The Mujahid and Those who Do Not Join Join are Not the Same
Ayah 95 takes up commands related to jihad. It begins with the criticism that those who do not participate in jihad cannot be equal to those who fight in the way of Allah subhanahu wa ta’ala staking everything they have, even their lives.
Allah subhanahu wa ta’ala states,
لاَّ يَسْتَوِى الْقَـعِدُونَ مِنَ الْمُؤْمِنِينَ
“Not equal are those among the believers who sit (at home)…”
At-Tirmdhi recorded that ibn ‘Abbas said that this refers those who did not go to the battle of Badr and those who went to Badr.
Next, Allah subhanahu wa ta’ala mentions an exception here,
غَيْرُ أُوْلِى الضَّرَرِ
“… except those who are disabled…”
Now disability can be of any form. It may indicate men who are physically handicapped with blindness, a limp or an illness that prevents them from joining jihad or it could mean old age. It can also be used as an exception for women as they cannot participate in jihad due to their domestic duties and responsibility of bringing up a family. Such people are not compared to the Mujahideen who strive in Allah’s cause.
Moving ahead, Allah subhanahu wa ta’ala then mentions the reward of those people who fight in the way of Allah with their wealth and as well as with their lives,
فَضَّلَ اللَّهُ الْمُجَـهِدِينَ بِأَمْوَلِهِمْ وَأَنفُسِهِمْ عَلَى الْقَـعِدِينَ دَرَجَةً
“And Allah has preferred in rank those who strive with their wealth and their lives to those who sit (at home).”
Allah’s generosity is such that not only has He raised the ranks of those who fight in His way over those who do not, in this ayah He is assuring “everyone” that He has promised good returns for both groups. Subhan’Allah! Stating this He says,
وَكُـلاًّ وَعَدَ اللَّهُ الْحُسْنَى وَفَضَّلَ اللَّهُ الْمُجَـهِدِينَ عَلَى الْقَـعِدِينَ أَجْراً عَظِيماً
“And to all Allah has promised the best.
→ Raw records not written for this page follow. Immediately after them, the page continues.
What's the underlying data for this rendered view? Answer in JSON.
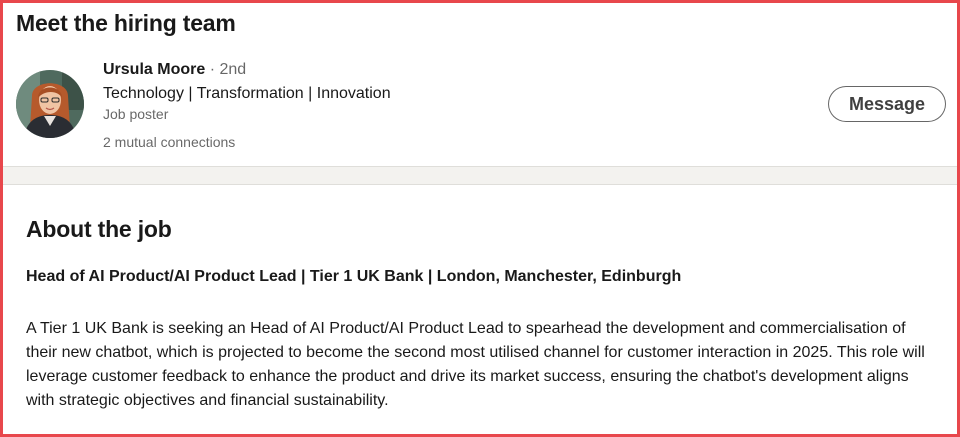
{
  "hiring_team": {
    "title": "Meet the hiring team",
    "poster": {
      "name": "Ursula Moore",
      "degree": " · 2nd",
      "headline": "Technology | Transformation | Innovation",
      "role": "Job poster",
      "mutual_connections": "2 mutual connections"
    },
    "message_button": "Message"
  },
  "about_job": {
    "title": "About the job",
    "headline": "Head of AI Product/AI Product Lead | Tier 1 UK Bank | London, Manchester, Edinburgh",
    "description": "A Tier 1 UK Bank is seeking an Head of AI Product/AI Product Lead to spearhead the development and commercialisation of their new chatbot, which is projected to become the second most utilised channel for customer interaction in 2025. This role will leverage customer feedback to enhance the product and drive its market success, ensuring the chatbot's development aligns with strategic objectives and financial sustainability."
  },
  "colors": {
    "frame_border": "#e8474c",
    "page_background": "#f3f2ef",
    "card_background": "#ffffff"
  },
  "icons": {
    "avatar": "profile-photo"
  }
}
And Allah has preferred those who strive over those who sit (at home) with a great reward.”
Both shall be blessed with Paradise and tremendous rewards as well as Allah’s forgiveness – the only difference between them will be that of ranking.
This ayah indicates that jihad is not fard on each and every individual, but it is fard kifayah which is a collective duty.
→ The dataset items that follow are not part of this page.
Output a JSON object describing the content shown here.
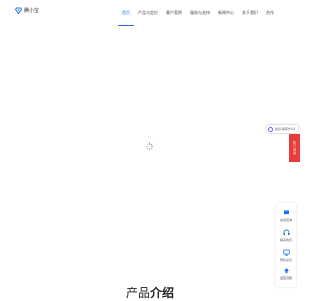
{
  "brand": {
    "name": "腾小宝",
    "color": "#1a73e8"
  },
  "nav": {
    "items": [
      {
        "label": "首页",
        "active": true
      },
      {
        "label": "产品与定价",
        "active": false
      },
      {
        "label": "客户案例",
        "active": false
      },
      {
        "label": "服务与支持",
        "active": false
      },
      {
        "label": "新闻中心",
        "active": false
      },
      {
        "label": "关于我们",
        "active": false
      },
      {
        "label": "合作",
        "active": false
      }
    ]
  },
  "loading": {
    "icon": "spinner-icon"
  },
  "chat": {
    "label": "您好,我有什么能帮您?",
    "icon": "chat-icon"
  },
  "promo": {
    "label": "热门活动",
    "color": "#e83b3b"
  },
  "sidebar": {
    "items": [
      {
        "label": "在线咨询",
        "icon": "chat-bubble-icon"
      },
      {
        "label": "联系我们",
        "icon": "headset-icon"
      },
      {
        "label": "预约演示",
        "icon": "screen-icon"
      },
      {
        "label": "返回顶部",
        "icon": "arrow-up-icon"
      }
    ]
  },
  "section": {
    "title_prefix": "产品",
    "title_strong": "介绍"
  }
}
Secondly, this ayah also tells us that the person who strives extra in the way of Deen comes closer to Allah subhanahu wa ta’ala.
For example, there are five compulsory prayers in a day, but if someone performs Sunnah as well as nawafil [the voluntary prayers], he is doing extra. Similarly, while fasting the entire month of Ramadan is obligatory, if some person fasts on Mondays and Thursdays or 13th, 14th and 15th, of each Islamic month keeping the Sunnah alive, then he is doing something extra. Since he is doing extra he is sacrificing, this sacrificing is, in sha Allah, going to raise his ranks in the sight of Allah subhanahu wa ta’ala.
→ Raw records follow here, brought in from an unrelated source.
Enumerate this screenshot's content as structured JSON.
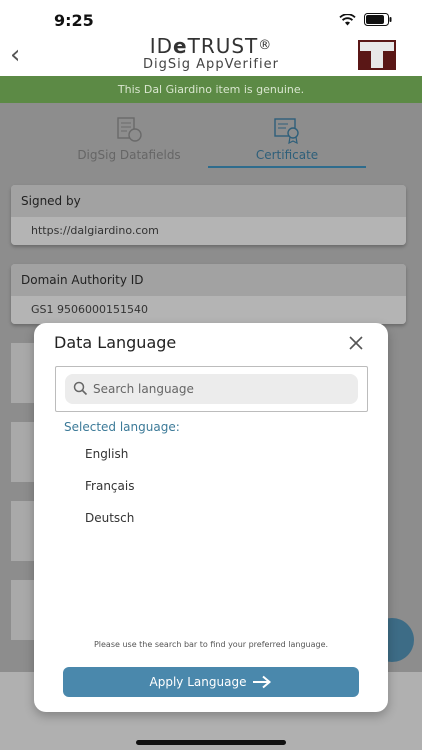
{
  "status_bar": {
    "time": "9:25"
  },
  "header": {
    "brand_prefix": "ID",
    "brand_e": "e",
    "brand_suffix": "TRUST",
    "brand_reg": "®",
    "brand_subtitle": "DigSig AppVerifier"
  },
  "banner": {
    "text": "This Dal Giardino item is genuine."
  },
  "tabs": [
    {
      "label": "DigSig Datafields",
      "icon": "document-seal-icon"
    },
    {
      "label": "Certificate",
      "icon": "certificate-icon",
      "active": true
    }
  ],
  "cards": [
    {
      "title": "Signed by",
      "value": "https://dalgiardino.com"
    },
    {
      "title": "Domain Authority ID",
      "value": "GS1 9506000151540"
    }
  ],
  "modal": {
    "title": "Data Language",
    "search_placeholder": "Search language",
    "selected_label": "Selected language:",
    "languages": [
      "English",
      "Français",
      "Deutsch"
    ],
    "hint": "Please use the search bar to find your preferred language.",
    "apply_label": "Apply Language"
  },
  "colors": {
    "banner": "#5c8a45",
    "accent": "#4a88ac",
    "selected_label": "#3c7a98",
    "overlay_gray": "#8d8d8d"
  }
}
Giving zakah is fard, while sadaqah is optional. A person has a right to keep all his wealth to himself after paying off the fard zakah, but he is doing extra to get in Allah subhanahu wa ta’ala’s good books. He is giving out voluntary charity.
Similarly, to some people basic knowledge is sufficient whereas to others (the Jannah chasers) it’s not sufficient. They cut down their leisure time and set aside an hour or a few minutes to obtain authentic Islamic knowledge to perfect their own ibadaah and to help others come closer to Deen. This too is a jihad. You are fighting your nafs.
We all have a choice whether we want to do extra or are we satisfied with the bare minimum that we perform. We can sit at home without any disability and not do anything at all or we can make the most of our time and strive in the way of Deen.
Some would ask, why should we bother when basics are enough? Well, the rewards for doing extra are a lot. The more sacrifices we make the higher our ranks will be in the akhirah, in sha Allah.